The maximum achievable performance and the minimum supply voltage allowed at a desired performance level in microprocessor and communication chips which use the above-recited schemes are limited by 1) the intrinsic transistor drive current and 2) the controllability of device parameters offered by the process technology. The predominant source of device parameter fluctuations across a die is a variation of critical dimension (CD). In order that the MOSFET characteristics do not vary by unacceptably large amounts in response to CD-variations, the device should be carefully engineered to have sufficiently large short-channel-effect (SCE), drain-induced-barrier-lowering (DIBL), and punch-through (PT) immunity.
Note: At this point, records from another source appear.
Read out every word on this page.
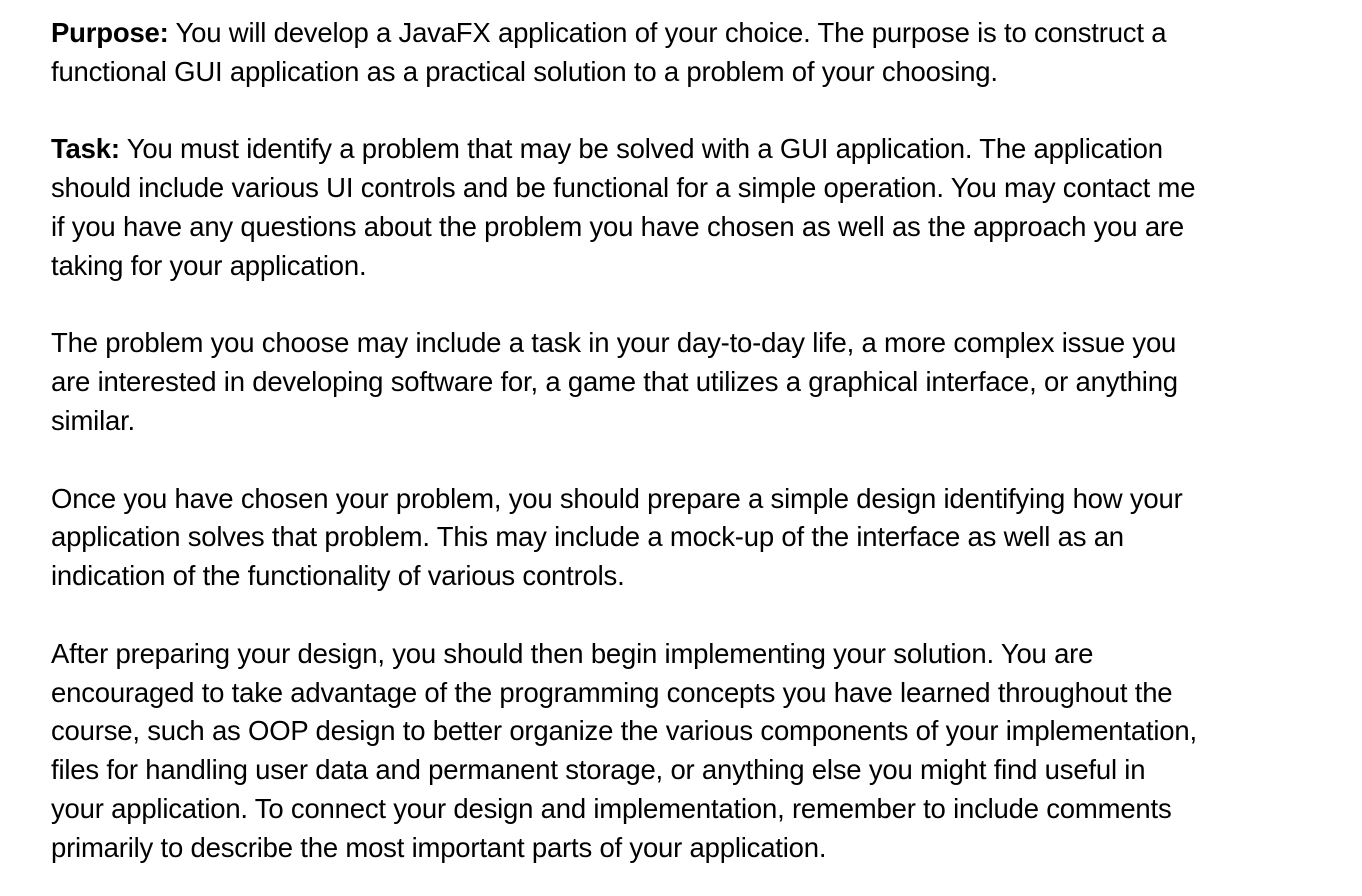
Purpose: You will develop a JavaFX application of your choice. The purpose is to construct a
functional GUI application as a practical solution to a problem of your choosing.

Task: You must identify a problem that may be solved with a GUI application. The application
should include various UI controls and be functional for a simple operation. You may contact me
if you have any questions about the problem you have chosen as well as the approach you are
taking for your application.

The problem you choose may include a task in your day-to-day life, a more complex issue you
are interested in developing software for, a game that utilizes a graphical interface, or anything
similar.

Once you have chosen your problem, you should prepare a simple design identifying how your
application solves that problem. This may include a mock-up of the interface as well as an
indication of the functionality of various controls.

After preparing your design, you should then begin implementing your solution. You are
encouraged to take advantage of the programming concepts you have learned throughout the
course, such as OOP design to better organize the various components of your implementation,
files for handling user data and permanent storage, or anything else you might find useful in
your application. To connect your design and implementation, remember to include comments
primarily to describe the most important parts of your application.
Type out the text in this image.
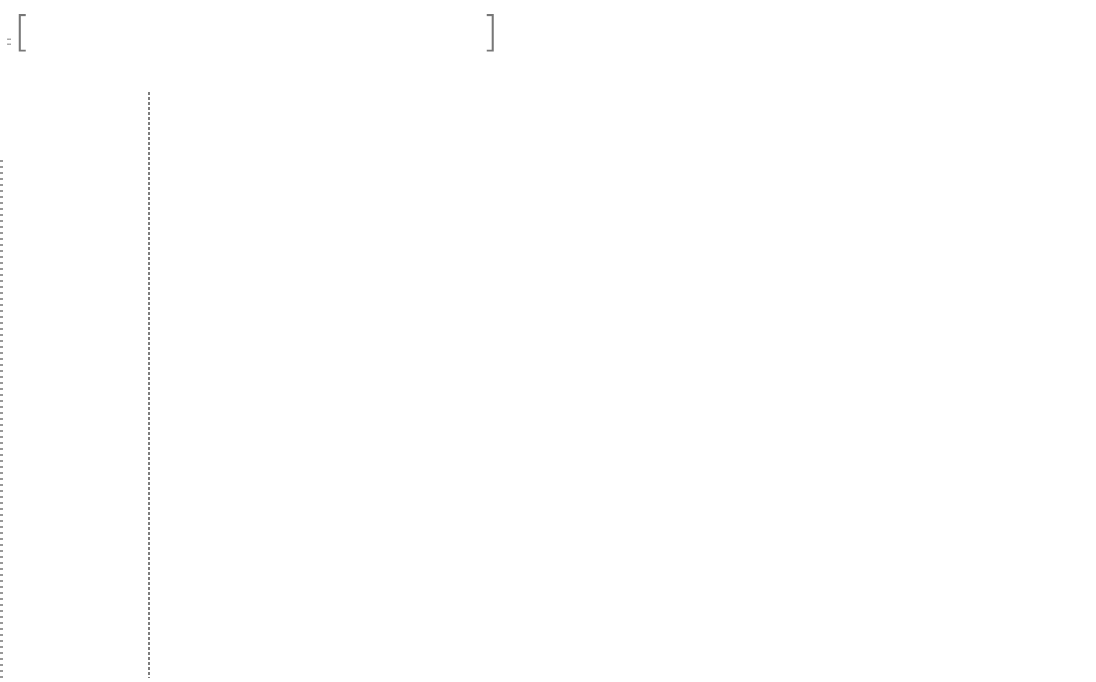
:: [	]
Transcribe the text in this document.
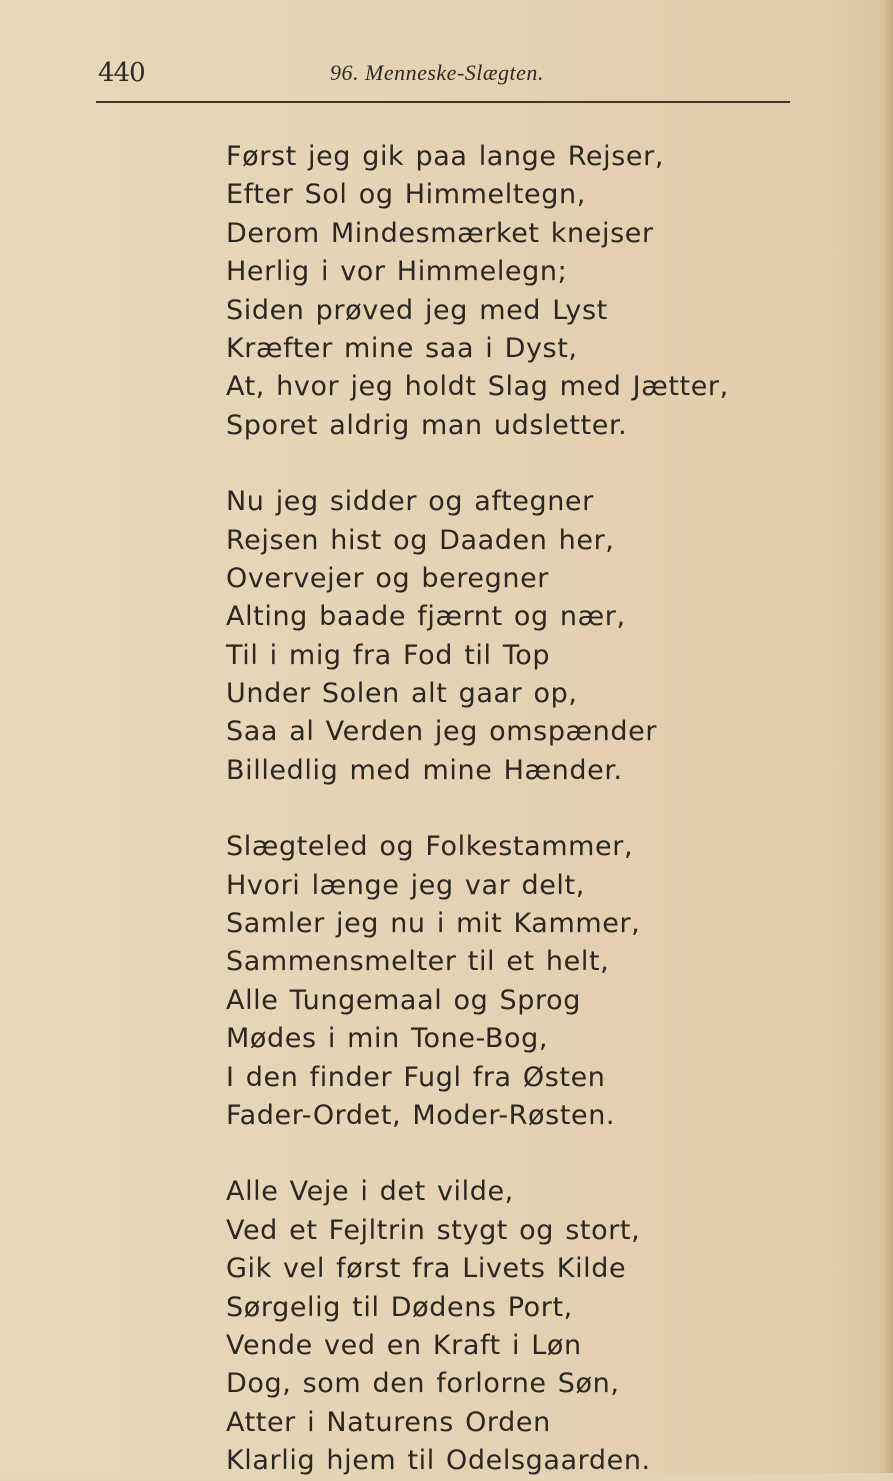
440	96. Menneske-Slægten.
Først jeg gik paa lange Rejser,
Efter Sol og Himmeltegn,
Derom Mindesmærket knejser
Herlig i vor Himmelegn;
Siden prøved jeg med Lyst
Kræfter mine saa i Dyst,
At, hvor jeg holdt Slag med Jætter,
Sporet aldrig man udsletter.
Nu jeg sidder og aftegner
Rejsen hist og Daaden her,
Overvejer og beregner
Alting baade fjærnt og nær,
Til i mig fra Fod til Top
Under Solen alt gaar op,
Saa al Verden jeg omspænder
Billedlig med mine Hænder.
Slægteled og Folkestammer,
Hvori længe jeg var delt,
Samler jeg nu i mit Kammer,
Sammensmelter til et helt,
Alle Tungemaal og Sprog
Mødes i min Tone-Bog,
I den finder Fugl fra Østen
Fader-Ordet, Moder-Røsten.
Alle Veje i det vilde,
Ved et Fejltrin stygt og stort,
Gik vel først fra Livets Kilde
Sørgelig til Dødens Port,
Vende ved en Kraft i Løn
Dog, som den forlorne Søn,
Atter i Naturens Orden
Klarlig hjem til Odelsgaarden.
As the minimum feature size scales beyond, for example, 0.18 micrometers, the available design space for construction of a MOSFET which provides sufficient drive current at low supply voltages while maintaining adequate SCE, DIBL, and PT immunity becomes severely restricted. These design challenges for ultra-small bulk MOSFETs can pose a major barrier to achieving the performance and power goals in future generations of microprocessor, communication, and memory chips. In addition, these design difficulties can cause the development cost of future process technologies to escalate by large amounts.
Accordingly, there is a need for transistors that supply a relatively large amount of drive current with relatively small supply and gate voltages.